【问题标题】:Join Multiple Lists in Scala在 Scala 中加入多个列表
【发布时间】:2018-08-08 06:59:00
【问题描述】:

我有一系列列表(假设以下 3 个),其中第一个元素都表示一个主键。

var A= List((1,"A"), (2,"B"), (3,"C"))
var B= List((1,"AA"), (2,"BB"), (3,"CC"), (4,"DD"))
var C= List((1,"AAA"), (3,"CCC"))

我想将它们完全加入到一个新的列表中,如下所示。您可以假设结果元组中的项目数预先确定为 4

(1, "A", "AA", "AAA")
(2, "B", "BB", ""   )
(3, "C", "CC", "CCC")
(4, "" , "DD", ""   )

我怎样才能以实用的方式并使用 Scala 来实现这一点?

【问题讨论】:

  • 嗨 :-) 到目前为止你尝试了什么?
  • 元组在 Scala 中受到限制:它们不能超过 22 项,并且对其长度进行抽象可能很麻烦。你能放宽这个限制吗?
  • 他们不会超过 22。让我更新问题限制大小。这里有一些内部连接两个列表的答案,但不是 n 个列表。

标签: scala


【解决方案1】:

假设您正在获取一个输入列表,例如

var A= List((1,"A"), (2,"B"), (3,"C"))
var B= List((1,"AA"), (2,"BB"), (3,"CC"), (4,"DD"))
var C= List((1,"AAA"), (3,"CCC"))

然后通过应用以下函数,

List(A,B,C).flatten.groupBy(_._1).map{
  case (k,v) => k :: v.map(_._2)
}

你会得到一个输出

res0: scala.collection.immutable.Iterable[List[Any]] = List(List(2, B, BB), List(4, DD), List(1, A, AA, AAA), List(3, C, CC, CCC))

但是,如果您仍然想在输出中获取空字符串,您可以尝试以下操作

var A= List((1,"A"), (2,"B"), (3,"C"))
var B= List((1,"AA"), (2,"BB"), (3,"CC"), (4,"DD"))
var C= List((1,"AAA"), (3,"CCC"))

val intermediate = List(A,B,C).flatten.groupBy(_._1).map{
  case (k,v) => k :: v.map(_._2)
}

val maxSize = intermediate.map(_.size).max
intermediate.map{
  x =>  x.size== maxSize match {
    case true =>
      x
    case false =>
      x ::: List.fill(maxSize-x.size)("")
  }
}

这会为您获取输出

res0: scala.collection.immutable.Iterable[List[Any]] = List(List(2, "B", "BB", ), List(4, "DD", , ), List(1, "A", "AA", "AAA"), List(3, "C", "CC", "CCC"))

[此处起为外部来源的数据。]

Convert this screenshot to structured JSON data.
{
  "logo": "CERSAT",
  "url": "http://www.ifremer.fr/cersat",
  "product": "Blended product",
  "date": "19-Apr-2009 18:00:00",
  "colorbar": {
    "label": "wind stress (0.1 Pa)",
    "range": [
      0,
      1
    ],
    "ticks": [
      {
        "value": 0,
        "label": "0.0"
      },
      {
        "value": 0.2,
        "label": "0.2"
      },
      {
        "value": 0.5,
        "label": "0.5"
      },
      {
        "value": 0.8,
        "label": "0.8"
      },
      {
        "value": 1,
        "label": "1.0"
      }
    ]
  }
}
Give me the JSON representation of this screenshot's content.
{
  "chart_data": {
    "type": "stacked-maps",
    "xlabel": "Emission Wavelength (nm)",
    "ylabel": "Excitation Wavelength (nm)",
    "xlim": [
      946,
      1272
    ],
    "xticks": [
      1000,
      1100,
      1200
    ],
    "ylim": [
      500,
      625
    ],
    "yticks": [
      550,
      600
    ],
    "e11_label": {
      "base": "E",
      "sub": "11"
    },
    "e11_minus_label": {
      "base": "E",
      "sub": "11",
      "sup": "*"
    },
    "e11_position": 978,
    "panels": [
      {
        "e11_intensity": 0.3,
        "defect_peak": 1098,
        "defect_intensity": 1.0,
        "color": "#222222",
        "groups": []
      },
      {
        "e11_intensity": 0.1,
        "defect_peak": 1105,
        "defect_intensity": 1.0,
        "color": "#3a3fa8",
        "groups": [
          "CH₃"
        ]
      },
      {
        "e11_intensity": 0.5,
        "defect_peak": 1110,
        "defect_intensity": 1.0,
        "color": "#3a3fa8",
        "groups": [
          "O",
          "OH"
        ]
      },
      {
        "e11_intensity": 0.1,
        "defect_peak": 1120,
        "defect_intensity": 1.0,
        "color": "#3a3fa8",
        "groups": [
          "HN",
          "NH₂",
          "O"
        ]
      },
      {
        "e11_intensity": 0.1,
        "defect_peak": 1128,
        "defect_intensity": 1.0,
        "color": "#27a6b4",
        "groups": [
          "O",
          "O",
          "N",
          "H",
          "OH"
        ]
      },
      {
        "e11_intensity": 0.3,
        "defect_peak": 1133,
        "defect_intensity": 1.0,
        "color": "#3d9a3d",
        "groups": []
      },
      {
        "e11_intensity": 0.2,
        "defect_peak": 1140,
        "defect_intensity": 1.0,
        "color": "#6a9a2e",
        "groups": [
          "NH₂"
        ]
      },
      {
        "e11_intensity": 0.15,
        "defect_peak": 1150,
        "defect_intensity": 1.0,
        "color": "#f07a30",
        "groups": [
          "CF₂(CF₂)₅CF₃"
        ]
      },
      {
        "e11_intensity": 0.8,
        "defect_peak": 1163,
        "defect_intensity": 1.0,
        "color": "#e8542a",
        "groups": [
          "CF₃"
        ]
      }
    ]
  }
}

元组有性能限制,并且它的大小限制为 22,因此强烈建议使用列表。

【讨论】:

    【解决方案2】:

    可以用尾递归来解决

    var a= List((1,"A"), (2,"B"), (3,"C"))
    var b= List((1,"AA"), (2,"BB"), (3,"CC"), (4,"DD"))
    var c= List((1,"AAA"), (3,"CCC"))
    
    val lst: List[List[(Int, String)]] = List(a, b, c)
    
    def fun(input: List[List[(Int, String)]]): List[Any] = {
    @tailrec
    def itr(acc: List[Any], inp: List[List[(Int, String)]], key: Int, maxKey: Int): List[Any] = {
      key match {
        case x if x > maxKey => acc
        case _ =>
          itr(acc ::: List(key :: inp.map(itemLst => {
          itemLst.find(_._1 == key).map(_._2).getOrElse("")
          })), inp, key + 1, maxKey)
      }
    }
    itr(List(), input, input.head.head._1, input.map(_.length).max)
    }
    
    println(fun(lst))
    

    输出是

    List(List(1, A, AA, AAA), List(2, B, BB, ), List(3, C, CC, CCC), List(4, , DD, ))
    

    【讨论】:

      【解决方案3】:

      正如评论中提到的,Scala 中的元组受到限制,对它们的元组进行抽象可能很麻烦。如果你想这样做,你可能想看看 Shapeless。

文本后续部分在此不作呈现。